For mean 24-hour heart rate, the 0.75mg dulaglutide dose met the NI criterion (3 bpm) at both weeks 16 and 26 compared to placebo (1.62 bpm [97.3% CI: 0.32, 2.92] and 1.26 bpm [97.3% CI: -0.13, 2.64], respectively). The 1.5mg dose did not meet the NI criterion at either week 16 (2.84 bpm [97.3% CI: 1.52, 4.16] or week 26 (3.50 bpm [97.3% CI: 2.10, 4.91]). This effect on heart rate is consistent with what has been observed for other compounds in the GLP-1 agonist class.
Both doses of dulaglutide demonstrated statistically significant reductions in HbA1c (average blood glucose levels over a three-month period) from baseline, compared to placebo, at weeks 16 and 26. The most frequently reported adverse events were gastrointestinal (including diarrhea, nausea and vomiting). This is consistent with other GLP-1 agonists.

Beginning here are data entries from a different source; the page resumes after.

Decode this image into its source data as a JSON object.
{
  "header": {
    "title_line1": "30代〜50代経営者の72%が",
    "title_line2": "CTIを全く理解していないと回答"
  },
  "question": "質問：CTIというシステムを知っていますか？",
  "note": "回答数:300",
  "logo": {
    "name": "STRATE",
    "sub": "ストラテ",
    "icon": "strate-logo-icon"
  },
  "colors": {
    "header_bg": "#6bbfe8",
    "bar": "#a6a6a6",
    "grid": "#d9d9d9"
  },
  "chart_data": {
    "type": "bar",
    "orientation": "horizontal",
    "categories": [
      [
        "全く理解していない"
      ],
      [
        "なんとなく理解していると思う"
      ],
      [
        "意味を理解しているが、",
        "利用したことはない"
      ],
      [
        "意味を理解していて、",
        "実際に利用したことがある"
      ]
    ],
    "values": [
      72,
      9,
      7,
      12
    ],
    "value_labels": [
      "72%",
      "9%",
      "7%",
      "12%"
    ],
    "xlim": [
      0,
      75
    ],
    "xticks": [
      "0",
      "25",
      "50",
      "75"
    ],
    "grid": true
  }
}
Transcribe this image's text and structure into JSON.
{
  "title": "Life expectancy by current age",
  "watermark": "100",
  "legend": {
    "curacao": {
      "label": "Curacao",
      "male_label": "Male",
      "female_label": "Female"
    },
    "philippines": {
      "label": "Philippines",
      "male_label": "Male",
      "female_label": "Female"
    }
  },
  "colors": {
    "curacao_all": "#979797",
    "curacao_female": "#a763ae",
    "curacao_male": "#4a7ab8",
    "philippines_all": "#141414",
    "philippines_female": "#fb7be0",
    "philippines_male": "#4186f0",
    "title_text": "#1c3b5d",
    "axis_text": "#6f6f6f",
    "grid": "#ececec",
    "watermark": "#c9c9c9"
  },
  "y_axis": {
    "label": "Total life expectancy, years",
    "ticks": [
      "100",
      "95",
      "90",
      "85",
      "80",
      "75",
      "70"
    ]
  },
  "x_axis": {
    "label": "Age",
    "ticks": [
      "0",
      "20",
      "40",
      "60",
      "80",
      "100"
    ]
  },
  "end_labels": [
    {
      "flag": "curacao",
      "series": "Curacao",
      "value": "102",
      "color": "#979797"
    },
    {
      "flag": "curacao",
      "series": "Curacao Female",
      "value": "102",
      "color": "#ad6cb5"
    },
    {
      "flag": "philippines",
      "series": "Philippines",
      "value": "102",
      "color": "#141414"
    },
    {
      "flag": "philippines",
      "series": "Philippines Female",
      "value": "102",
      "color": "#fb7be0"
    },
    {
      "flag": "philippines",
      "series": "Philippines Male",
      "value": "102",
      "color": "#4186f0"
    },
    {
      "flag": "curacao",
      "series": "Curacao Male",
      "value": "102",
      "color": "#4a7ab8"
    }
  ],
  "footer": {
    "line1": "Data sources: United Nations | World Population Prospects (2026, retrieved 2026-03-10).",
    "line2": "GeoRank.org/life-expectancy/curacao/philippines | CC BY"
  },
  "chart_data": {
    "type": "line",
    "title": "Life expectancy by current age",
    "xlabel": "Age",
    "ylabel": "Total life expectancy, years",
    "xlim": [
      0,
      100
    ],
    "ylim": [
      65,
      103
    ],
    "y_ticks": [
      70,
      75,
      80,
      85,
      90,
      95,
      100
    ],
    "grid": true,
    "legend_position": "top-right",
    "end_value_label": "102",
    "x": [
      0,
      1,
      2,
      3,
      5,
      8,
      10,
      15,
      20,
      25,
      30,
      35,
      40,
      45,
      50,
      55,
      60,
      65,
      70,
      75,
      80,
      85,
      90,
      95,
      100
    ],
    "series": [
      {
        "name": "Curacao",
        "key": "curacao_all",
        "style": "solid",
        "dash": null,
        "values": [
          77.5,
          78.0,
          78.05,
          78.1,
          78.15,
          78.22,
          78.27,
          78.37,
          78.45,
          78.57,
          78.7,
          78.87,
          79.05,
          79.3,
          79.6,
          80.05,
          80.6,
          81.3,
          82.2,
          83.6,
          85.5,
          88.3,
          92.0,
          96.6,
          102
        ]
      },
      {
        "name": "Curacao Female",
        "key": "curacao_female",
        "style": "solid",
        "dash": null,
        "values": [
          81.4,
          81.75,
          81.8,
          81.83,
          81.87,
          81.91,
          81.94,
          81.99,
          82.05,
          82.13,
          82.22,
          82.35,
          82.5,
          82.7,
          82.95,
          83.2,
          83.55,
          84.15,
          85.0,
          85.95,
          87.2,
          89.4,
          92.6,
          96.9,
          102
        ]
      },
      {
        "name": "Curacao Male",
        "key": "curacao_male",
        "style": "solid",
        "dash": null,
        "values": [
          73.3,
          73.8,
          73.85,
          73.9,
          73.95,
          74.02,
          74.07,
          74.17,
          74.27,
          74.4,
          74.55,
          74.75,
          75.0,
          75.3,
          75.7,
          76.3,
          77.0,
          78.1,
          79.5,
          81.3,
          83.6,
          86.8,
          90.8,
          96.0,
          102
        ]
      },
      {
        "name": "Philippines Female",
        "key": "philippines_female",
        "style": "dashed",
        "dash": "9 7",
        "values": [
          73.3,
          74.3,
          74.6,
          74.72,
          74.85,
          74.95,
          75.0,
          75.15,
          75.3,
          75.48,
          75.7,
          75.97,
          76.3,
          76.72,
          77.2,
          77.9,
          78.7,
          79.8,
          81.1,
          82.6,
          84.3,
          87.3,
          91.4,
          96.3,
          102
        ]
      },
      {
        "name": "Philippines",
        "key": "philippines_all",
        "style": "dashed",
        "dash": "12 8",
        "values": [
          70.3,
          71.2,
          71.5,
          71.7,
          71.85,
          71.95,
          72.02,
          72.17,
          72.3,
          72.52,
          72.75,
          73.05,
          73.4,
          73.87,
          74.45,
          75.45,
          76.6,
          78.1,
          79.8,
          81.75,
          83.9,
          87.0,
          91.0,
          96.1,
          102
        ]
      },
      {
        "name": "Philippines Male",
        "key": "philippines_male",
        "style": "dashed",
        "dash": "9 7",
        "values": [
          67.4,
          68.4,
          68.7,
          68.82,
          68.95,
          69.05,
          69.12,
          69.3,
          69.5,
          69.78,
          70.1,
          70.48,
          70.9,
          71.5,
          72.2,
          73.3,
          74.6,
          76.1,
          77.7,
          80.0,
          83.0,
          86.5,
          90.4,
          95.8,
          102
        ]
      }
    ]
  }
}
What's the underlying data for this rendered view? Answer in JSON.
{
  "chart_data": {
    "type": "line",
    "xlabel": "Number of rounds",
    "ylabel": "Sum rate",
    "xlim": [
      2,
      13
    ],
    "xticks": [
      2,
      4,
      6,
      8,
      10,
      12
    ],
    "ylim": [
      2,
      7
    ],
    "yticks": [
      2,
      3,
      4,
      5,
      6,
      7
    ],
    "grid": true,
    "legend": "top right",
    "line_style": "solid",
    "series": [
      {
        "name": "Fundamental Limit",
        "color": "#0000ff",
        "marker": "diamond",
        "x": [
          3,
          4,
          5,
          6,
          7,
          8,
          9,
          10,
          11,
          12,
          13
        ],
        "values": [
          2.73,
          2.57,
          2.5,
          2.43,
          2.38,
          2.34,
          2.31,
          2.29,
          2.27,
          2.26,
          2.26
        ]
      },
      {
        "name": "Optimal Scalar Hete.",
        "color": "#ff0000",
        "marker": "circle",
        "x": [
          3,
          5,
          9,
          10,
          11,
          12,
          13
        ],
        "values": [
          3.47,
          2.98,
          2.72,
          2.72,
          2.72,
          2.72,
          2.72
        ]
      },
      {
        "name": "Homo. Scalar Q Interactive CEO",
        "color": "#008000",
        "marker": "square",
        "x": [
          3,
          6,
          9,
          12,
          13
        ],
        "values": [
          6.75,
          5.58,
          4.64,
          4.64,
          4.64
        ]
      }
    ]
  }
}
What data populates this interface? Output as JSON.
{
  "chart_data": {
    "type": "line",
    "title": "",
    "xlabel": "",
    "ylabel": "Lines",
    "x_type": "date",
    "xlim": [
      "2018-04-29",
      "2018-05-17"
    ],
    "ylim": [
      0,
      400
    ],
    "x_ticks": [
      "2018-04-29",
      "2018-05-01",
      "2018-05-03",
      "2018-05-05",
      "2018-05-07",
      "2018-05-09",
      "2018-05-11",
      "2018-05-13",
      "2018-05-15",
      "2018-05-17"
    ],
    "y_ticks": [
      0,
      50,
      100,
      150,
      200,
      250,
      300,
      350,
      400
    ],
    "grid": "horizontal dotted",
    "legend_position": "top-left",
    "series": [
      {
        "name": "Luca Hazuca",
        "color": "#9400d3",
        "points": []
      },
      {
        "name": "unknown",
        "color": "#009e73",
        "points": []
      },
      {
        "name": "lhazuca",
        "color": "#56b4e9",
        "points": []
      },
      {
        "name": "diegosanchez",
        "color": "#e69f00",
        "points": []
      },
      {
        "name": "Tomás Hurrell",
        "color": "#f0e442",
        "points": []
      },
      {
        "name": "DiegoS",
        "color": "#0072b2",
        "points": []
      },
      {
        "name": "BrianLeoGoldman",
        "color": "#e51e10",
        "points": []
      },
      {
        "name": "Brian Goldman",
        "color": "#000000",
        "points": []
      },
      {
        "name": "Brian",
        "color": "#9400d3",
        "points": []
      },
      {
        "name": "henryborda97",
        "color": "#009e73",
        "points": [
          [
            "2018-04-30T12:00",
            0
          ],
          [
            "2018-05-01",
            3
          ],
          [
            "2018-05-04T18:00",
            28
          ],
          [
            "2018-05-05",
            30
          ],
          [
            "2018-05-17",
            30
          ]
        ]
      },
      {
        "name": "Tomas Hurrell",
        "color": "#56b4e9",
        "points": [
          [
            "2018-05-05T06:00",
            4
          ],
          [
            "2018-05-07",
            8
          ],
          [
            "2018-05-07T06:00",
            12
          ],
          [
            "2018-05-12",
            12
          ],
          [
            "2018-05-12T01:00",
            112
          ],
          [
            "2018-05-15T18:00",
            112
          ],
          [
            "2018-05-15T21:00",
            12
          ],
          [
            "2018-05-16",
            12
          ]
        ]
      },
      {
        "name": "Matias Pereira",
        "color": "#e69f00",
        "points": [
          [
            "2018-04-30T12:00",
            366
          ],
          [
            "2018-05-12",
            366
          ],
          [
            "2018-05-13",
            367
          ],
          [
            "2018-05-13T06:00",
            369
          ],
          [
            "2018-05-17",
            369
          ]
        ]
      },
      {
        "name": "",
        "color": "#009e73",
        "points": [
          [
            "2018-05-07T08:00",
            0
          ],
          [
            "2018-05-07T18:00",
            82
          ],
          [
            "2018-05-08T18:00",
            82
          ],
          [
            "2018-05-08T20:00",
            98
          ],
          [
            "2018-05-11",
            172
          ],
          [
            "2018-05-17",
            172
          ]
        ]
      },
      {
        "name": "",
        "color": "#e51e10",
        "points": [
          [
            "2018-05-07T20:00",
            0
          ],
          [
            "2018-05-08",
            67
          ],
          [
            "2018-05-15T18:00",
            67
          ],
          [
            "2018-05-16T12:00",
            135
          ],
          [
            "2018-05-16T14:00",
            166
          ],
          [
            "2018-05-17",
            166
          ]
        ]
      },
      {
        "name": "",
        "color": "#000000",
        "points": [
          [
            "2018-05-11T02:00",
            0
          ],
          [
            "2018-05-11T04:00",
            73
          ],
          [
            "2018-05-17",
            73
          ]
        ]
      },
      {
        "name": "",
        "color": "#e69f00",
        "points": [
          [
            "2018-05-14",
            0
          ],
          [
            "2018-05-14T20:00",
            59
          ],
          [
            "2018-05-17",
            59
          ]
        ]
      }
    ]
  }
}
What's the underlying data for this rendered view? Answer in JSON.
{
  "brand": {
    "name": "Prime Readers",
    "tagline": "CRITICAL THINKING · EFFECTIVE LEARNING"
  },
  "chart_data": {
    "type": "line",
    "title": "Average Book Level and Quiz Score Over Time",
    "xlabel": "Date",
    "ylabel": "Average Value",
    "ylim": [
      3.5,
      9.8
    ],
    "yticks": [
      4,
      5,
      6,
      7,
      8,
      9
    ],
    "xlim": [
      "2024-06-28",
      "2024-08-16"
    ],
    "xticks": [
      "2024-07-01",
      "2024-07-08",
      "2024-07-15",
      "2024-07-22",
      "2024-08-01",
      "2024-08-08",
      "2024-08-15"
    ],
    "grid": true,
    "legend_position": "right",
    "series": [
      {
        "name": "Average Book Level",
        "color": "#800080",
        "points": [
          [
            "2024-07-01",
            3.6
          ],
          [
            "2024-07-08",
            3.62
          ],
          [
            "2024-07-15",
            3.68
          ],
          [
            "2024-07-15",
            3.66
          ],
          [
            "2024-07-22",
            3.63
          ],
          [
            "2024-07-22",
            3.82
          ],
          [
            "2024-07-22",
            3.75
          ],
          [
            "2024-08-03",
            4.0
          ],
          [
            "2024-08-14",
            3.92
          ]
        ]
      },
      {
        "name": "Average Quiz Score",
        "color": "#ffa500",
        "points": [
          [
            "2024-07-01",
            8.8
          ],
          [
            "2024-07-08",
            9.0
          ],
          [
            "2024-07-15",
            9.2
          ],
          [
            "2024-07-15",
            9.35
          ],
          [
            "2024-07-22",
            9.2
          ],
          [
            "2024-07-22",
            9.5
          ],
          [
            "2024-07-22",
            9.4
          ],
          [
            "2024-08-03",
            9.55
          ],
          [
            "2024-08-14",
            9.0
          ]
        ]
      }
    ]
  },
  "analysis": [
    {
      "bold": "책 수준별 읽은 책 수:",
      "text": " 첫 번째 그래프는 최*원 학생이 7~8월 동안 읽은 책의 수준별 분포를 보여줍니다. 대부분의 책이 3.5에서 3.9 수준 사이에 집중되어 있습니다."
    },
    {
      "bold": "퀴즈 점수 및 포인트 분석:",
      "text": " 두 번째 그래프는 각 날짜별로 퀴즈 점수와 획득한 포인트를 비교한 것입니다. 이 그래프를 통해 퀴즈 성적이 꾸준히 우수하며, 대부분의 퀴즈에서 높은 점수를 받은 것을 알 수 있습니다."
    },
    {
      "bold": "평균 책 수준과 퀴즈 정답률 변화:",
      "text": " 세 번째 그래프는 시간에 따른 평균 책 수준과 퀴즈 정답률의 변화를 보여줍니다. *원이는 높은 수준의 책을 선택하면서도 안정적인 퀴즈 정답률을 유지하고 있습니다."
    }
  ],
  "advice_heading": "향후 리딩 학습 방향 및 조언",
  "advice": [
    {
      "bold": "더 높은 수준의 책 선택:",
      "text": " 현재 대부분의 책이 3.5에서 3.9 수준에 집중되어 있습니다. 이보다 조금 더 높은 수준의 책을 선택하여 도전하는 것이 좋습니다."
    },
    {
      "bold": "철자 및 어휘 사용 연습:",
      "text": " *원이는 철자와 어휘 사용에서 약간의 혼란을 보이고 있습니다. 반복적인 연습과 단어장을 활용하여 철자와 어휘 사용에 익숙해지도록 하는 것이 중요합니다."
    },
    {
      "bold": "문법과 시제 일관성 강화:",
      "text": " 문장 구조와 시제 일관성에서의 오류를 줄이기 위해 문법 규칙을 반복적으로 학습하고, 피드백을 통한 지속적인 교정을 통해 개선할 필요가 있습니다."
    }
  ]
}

"We are very encouraged by these clinical trial results, in addition to the rest of the clinical trial data we've seen to date for dulaglutide," said Gwen Krivi, Ph.D., vice president, product development, Lilly Diabetes. "Dulaglutide is currently in phase III clinical trials, where it will continue to be evaluated on its efficacy to lower blood glucose levels, overall safety, weight effects and effects on cardiovascular outcomes. We believe dulaglutide, if approved, can bring significant benefits to people with type 2 diabetes."